My First Bad Databricks Execution Plan

Lately we’ve been tuning and refactoring several Databricks workflows. Nothing radical — mostly sensible engineering improvements:

• replacing count-based existence checks with is_empty

• swapping single-task loops for foreach tasks

• upgrading Databricks runtimes

The code is shared across five datasets, so we expected broad performance gains.

During testing, everything looked promising. Cluster runtimes dropped, DBU usage improved, and the jobs consistently finished faster.

After a long regression-testing cycle, we released to production.

Four of the five datasets behaved exactly as expected: runtimes dropped from roughly an hour down to 20–30 minutes.

Then the fifth dataset did the opposite.

A workflow that normally completed in ~45 minutes suddenly started taking over an hour.

Initial Investigations

Looking at the foreach task, two iterations stood out immediately. While most iterations completed in under five minutes, these two were each taking close to an hour.

The odd part was that they didn’t correspond to unusually large partitions or datasets — at least not based on the metrics we initially checked.

Digging deeper into the slow iterations, we found two non-lazy operations taking significant runtimes:

• a query retrieving the max timestamp

• an is_empty existence check

Both queries were taking around 15 minutes each.

That was unexpected, especially given how lightweight those operations normally are.

The not so successful attempts at tuning

We tried several tuning approaches that seemed likely to help:

• Changed the sequence of the foreach iterations so tasks wouldn't run concurrently and contend for resources.

• Bumped up driver/executor resources to see if it was resource starvation.

• Tweaked Spark parallelism and shuffle partitioning.

• Looked for skew and tried redistributing keys.

• Considered setting the concurrency to 1 but decided it might make the job run for 2-3 hours.

• Considered gathering stats but saw the full stats were already there.

• Enabled (and disabled) a few runtime optimizations.

Those only cut off less then 5 minutes. Not enough. How can the serialized operation run faster than the foreach task in this scenario.

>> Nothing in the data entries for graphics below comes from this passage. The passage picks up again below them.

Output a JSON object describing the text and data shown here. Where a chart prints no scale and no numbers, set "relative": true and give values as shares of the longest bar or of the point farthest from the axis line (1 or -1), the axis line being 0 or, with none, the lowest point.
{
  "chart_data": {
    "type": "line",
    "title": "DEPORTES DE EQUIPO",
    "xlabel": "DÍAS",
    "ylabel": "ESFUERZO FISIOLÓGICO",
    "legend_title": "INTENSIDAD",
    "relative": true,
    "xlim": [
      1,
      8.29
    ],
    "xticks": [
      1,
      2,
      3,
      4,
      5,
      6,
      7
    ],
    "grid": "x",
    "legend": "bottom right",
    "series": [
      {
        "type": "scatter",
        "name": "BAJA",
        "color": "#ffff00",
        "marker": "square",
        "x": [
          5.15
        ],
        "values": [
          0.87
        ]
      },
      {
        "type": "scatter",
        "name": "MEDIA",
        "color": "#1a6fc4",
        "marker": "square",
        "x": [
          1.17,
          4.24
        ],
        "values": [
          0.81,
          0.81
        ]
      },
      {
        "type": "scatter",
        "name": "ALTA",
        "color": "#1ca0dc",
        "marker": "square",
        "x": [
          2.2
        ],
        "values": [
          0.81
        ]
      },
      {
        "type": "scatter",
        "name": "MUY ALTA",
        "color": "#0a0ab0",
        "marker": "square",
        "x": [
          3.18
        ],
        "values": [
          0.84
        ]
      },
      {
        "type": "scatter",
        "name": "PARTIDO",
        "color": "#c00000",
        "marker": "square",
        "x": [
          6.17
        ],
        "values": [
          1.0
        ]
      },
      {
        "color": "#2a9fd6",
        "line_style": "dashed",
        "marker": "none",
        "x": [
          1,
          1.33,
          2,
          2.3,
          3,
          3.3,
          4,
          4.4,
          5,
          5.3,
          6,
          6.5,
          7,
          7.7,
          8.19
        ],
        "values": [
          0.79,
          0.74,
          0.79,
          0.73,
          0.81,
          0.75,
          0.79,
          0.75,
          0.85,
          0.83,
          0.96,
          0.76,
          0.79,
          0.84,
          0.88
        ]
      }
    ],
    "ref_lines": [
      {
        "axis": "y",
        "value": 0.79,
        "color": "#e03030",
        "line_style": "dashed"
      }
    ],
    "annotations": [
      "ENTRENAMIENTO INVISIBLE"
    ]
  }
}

The problem remained stubbornly intermittent.

What finally helped (the fix)

The problem kept bothering me over the weekend. It started to feel very similar to the old days of wrestling with the Oracle optimizer and comparing execution plans.

Back on Monday, I dug deeper into the Spark UI, looking for the SQL DataFrames behind the slow queries.

Once I found them, I used AI to help translate the Spark execution plans into something closer to the Oracle-style plans I was more familiar with reading.

The problem kept bothering me over the weekend. It started to feel very similar to the old days of wrestling with the Oracle optimizer and comparing execution plans.

Back on Monday, I dug deeper into the Spark UI, looking for the SQL DataFrames behind the slow queries.

Once I found them, I used AI to help translate the Spark execution plans into something closer to the Oracle-style plans I was more familiar with reading.

Takeaways

After solving that, we could finally celebrate. Four datasets got dramatically faster, and the fifth turned out to be a reminder that performance tuning is rarely as straightforward as “newer runtime = better runtime.”

A few things stood out from this exercise:

• Runtime upgrades deserve the same scrutiny as application changes.
  We treated the DBR upgrade as a low-risk improvement bundled into a broader refactor. In reality, it changed query behaviour enough to introduce a major regression on a specific workload. Runtime upgrades should go through the same level of regression and performance testing as code changes.

• Execution plans still matter.
  Even in managed platforms like Databricks, understanding what the engine is actually doing remains critical. The issue only became visible once we dug into the Spark UI and compared execution plans closely enough to spot the bloom filter difference. The tooling changes, but the skill of reading plans is still invaluable.

• Parallelism can expose problems that serialized workloads hide.
  The foreach implementation surfaced behaviour that never appeared in the single-task version. Concurrency, optimizer choices, and runtime heuristics can interact in unexpected ways, especially under production-scale workloads.

• Non-production environments rarely behave exactly like production.
  We never reproduced the slowdown outside production, despite extensive testing. That highlighted gaps in our validation approach — dataset shape, concurrency patterns, cluster sizing, and workload characteristics all matter when testing performance-sensitive changes.

• Observability pays for itself during incidents.
  Better instrumentation would have shortened the investigation significantly. Faster access to execution plans, clearer query-level metrics, and more targeted logging would have reduced a lot of the guesswork.

The silver lining is that these are the kinds of problems that sharpen engineering instincts. There’s something oddly satisfying about chasing down a subtle optimizer regression, especially when the final fix turns a one-hour task back into a two-minute operation.